Many were too poor to pay for their passage and indentured themselves to the wealthy, selling their services for a period of years in return for the price of their crossing. They left their homeland, their families: their parents, their children, their spouses, their livelihood, their home to come to a country where they had no job, no place to live, no money and most likely knew no one in the United States. And all of this is not even the actual journey.

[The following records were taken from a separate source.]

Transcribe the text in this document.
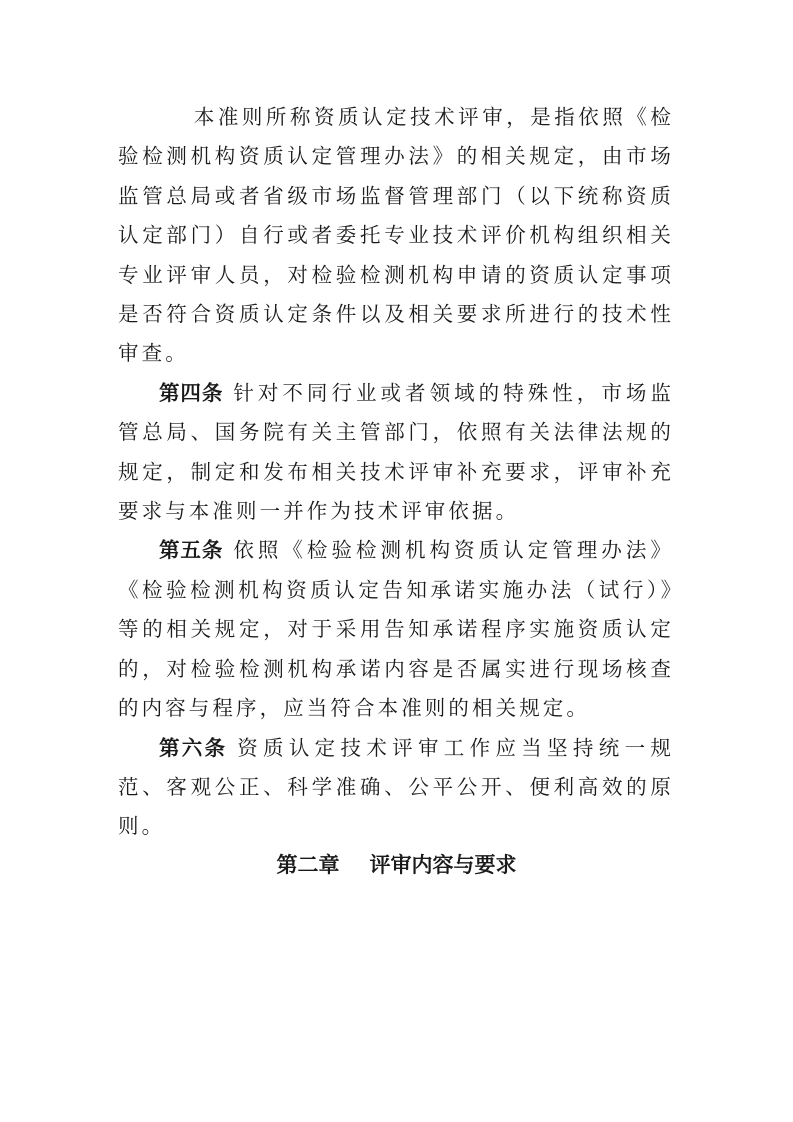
本准则所称资质认定技术评审，是指依照《检验检测机构资质认定管理办法》的相关规定，由市场监管总局或者省级市场监督管理部门（以下统称资质认定部门）自行或者委托专业技术评价机构组织相关专业评审人员，对检验检测机构申请的资质认定事项是否符合资质认定条件以及相关要求所进行的技术性审查。

第四条 针对不同行业或者领域的特殊性，市场监管总局、国务院有关主管部门，依照有关法律法规的规定，制定和发布相关技术评审补充要求，评审补充要求与本准则一并作为技术评审依据。

第五条 依照《检验检测机构资质认定管理办法》《检验检测机构资质认定告知承诺实施办法（试行）》等的相关规定，对于采用告知承诺程序实施资质认定的，对检验检测机构承诺内容是否属实进行现场核查的内容与程序，应当符合本准则的相关规定。

第六条 资质认定技术评审工作应当坚持统一规范、客观公正、科学准确、公平公开、便利高效的原则。

第二章 评审内容与要求
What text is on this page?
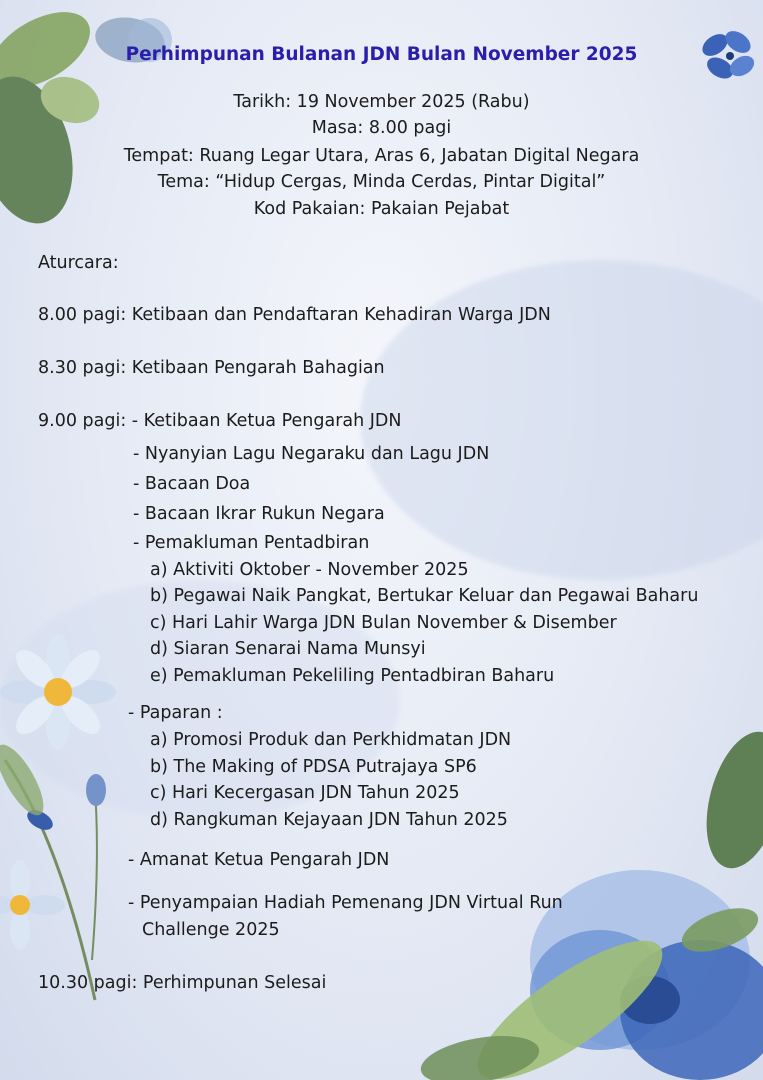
Perhimpunan Bulanan JDN Bulan November 2025
Tarikh: 19 November 2025 (Rabu)
Masa: 8.00 pagi
Tempat: Ruang Legar Utara, Aras 6, Jabatan Digital Negara
Tema: “Hidup Cergas, Minda Cerdas, Pintar Digital”
Kod Pakaian: Pakaian Pejabat
Aturcara:
8.00 pagi: Ketibaan dan Pendaftaran Kehadiran Warga JDN
8.30 pagi: Ketibaan Pengarah Bahagian
9.00 pagi: - Ketibaan Ketua Pengarah JDN
- Nyanyian Lagu Negaraku dan Lagu JDN
- Bacaan Doa
- Bacaan Ikrar Rukun Negara
- Pemakluman Pentadbiran
a) Aktiviti Oktober - November 2025
b) Pegawai Naik Pangkat, Bertukar Keluar dan Pegawai Baharu
c) Hari Lahir Warga JDN Bulan November & Disember
d) Siaran Senarai Nama Munsyi
e) Pemakluman Pekeliling Pentadbiran Baharu
- Paparan :
a) Promosi Produk dan Perkhidmatan JDN
b) The Making of PDSA Putrajaya SP6
c) Hari Kecergasan JDN Tahun 2025
d) Rangkuman Kejayaan JDN Tahun 2025
- Amanat Ketua Pengarah JDN
- Penyampaian Hadiah Pemenang JDN Virtual Run
Challenge 2025
10.30 pagi: Perhimpunan Selesai
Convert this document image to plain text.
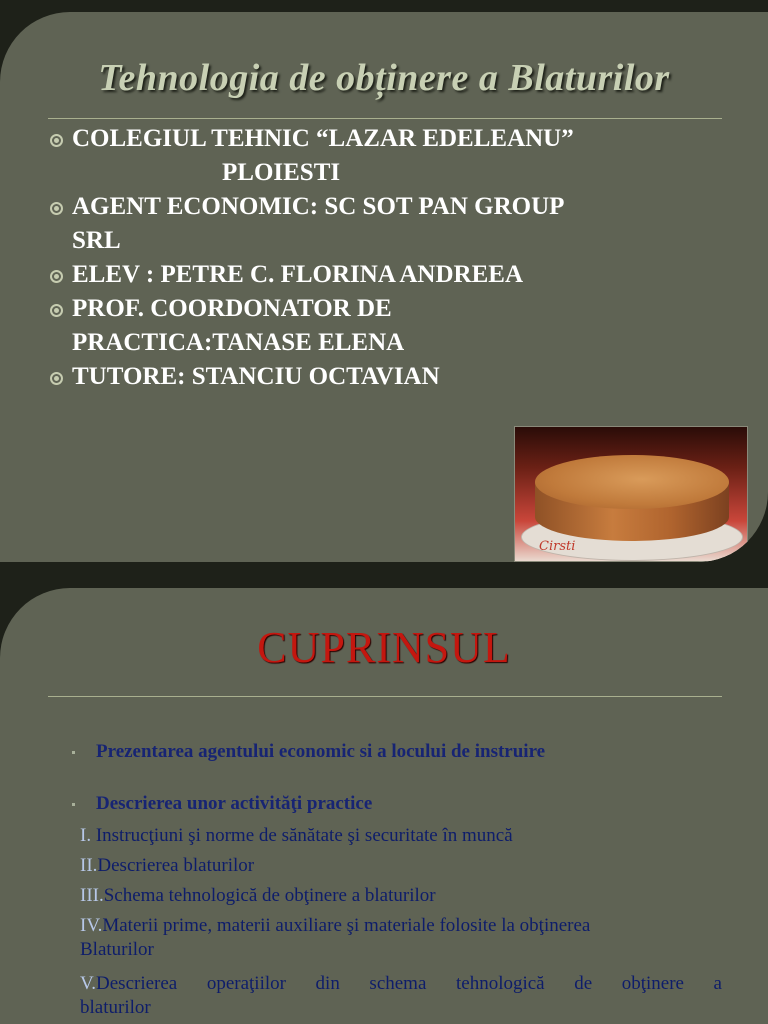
Tehnologia de obținere a Blaturilor
COLEGIUL TEHNIC “LAZAR EDELEANU”

PLOIESTI
AGENT ECONOMIC: SC SOT PAN GROUP
SRL
ELEV : PETRE C. FLORINA ANDREEA
PROF. COORDONATOR DE
PRACTICA:TANASE ELENA
TUTORE: STANCIU OCTAVIAN
Cirsti
CUPRINSUL
Prezentarea agentului economic si a locului de instruire
Descrierea unor activităţi practice
I. Instrucţiuni şi norme de sănătate şi securitate în muncă
II.Descrierea blaturilor
III.Schema tehnologică de obţinere a blaturilor
IV.Materii prime, materii auxiliare şi materiale folosite la obţinerea
Blaturilor
V.Descrierea operaţiilor din schema tehnologică de obţinere a
blaturilor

They were crammed into very close quarters, defenseless against the whims of the sea. They endured hardships unimaginable to us today. Our plane was a double-decker and as my friend and I found our seats on the lower level, I joked that we were in steerage. But I have not one speck,of a clue as to what the people with my blood in their veins suffered so that I could fly back from whence they came several lifetimes later. Above, the longest paragraph ever written on this blog,documents my recent travel overseas while the conditions that my ancestors faced is a mere few sentences. My ignorance of their experience is as vast as the ocean they sailed. But as I boarded the plane to come home it felt like a magic carpet in comparison and I wondered if they had thought about their future descendants as they made their long voyag. Although I don’t know how they did it, I was there with them, the smallest of cells existing far beyond their hopes for tomorrow. I believed that somehow, someway, they wee on that flight with me. Second row from the back, humbled and grateful, together we travelled to America.